I find it interesting that many friends have encouraged me over the years, saying the infamously uttered (yet fearfully applied) phrase, “You know, you really should…” so I feel a little hurt when they later imply that because I create, I live a life with lots of extra time on my hands. And they, of course, have lives too busy to ever dabble in creativity.
As a society, we still view creativity as a ‘extra’. A void-filler.
But anyone with artistic leanings knows that creativity is a life sustaining force. A staple. A necessity.
Creatives might not watch tv.
Or surf the internet.
We might not do some things that others choose to do, but we manage to find time – to make time – to c.r.e.a.t.e.
Because that’s who we are.
Society has been telling us that in order to make money, you should do something reasonable. Something safe. Something mainline.
You don’t put all your eggs in one (albeit adorably decorated) creative basket.
I continue to find myself in that in-between world. I’ve spent my entire adult life there:
making a living off of [this]…but,
being consistently encouraged to do [this]…and,
finding my heart drawn to [this]…yet,
never really knowing how to meld them all together.
There aren’t many hours in a day when I am not working. Either working for my “real job” or working on my “creative job”. It helps to be surrounded by family that fully understands the pull of the creative spirit. Each one of us would be doing [that]…if only.
For creativity to thrive, it needs a place to call home.
I’ve thought a lot about boxing off the various parts of my life at the moment. I have even taken considerable steps to do so. But when it comes down to it, my life is lived out of one big gigantic box. One thing overlaps with another thing.

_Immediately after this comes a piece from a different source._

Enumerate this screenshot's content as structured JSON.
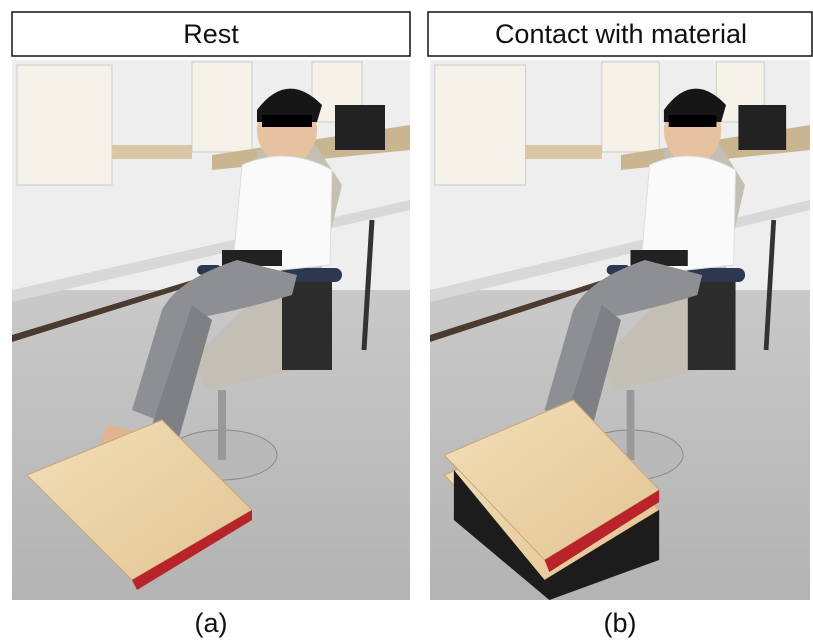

I can’t seem to separate parts into neat and tidily marked containers.
So I revamped a little – my life and my blog. And will continue to do so. But, the compartments of my life all spill over on top of each other, so it is difficult to split apart blogs and thoughts and projects and writing (yet another area always tugging on my heart).
Thank you for taking this journey with me for the past 5+ years. I really cannot express to you how much it means to me when you stop by my blog to ‘sit down and read a bit.’
You are my friends. Cherished and valued.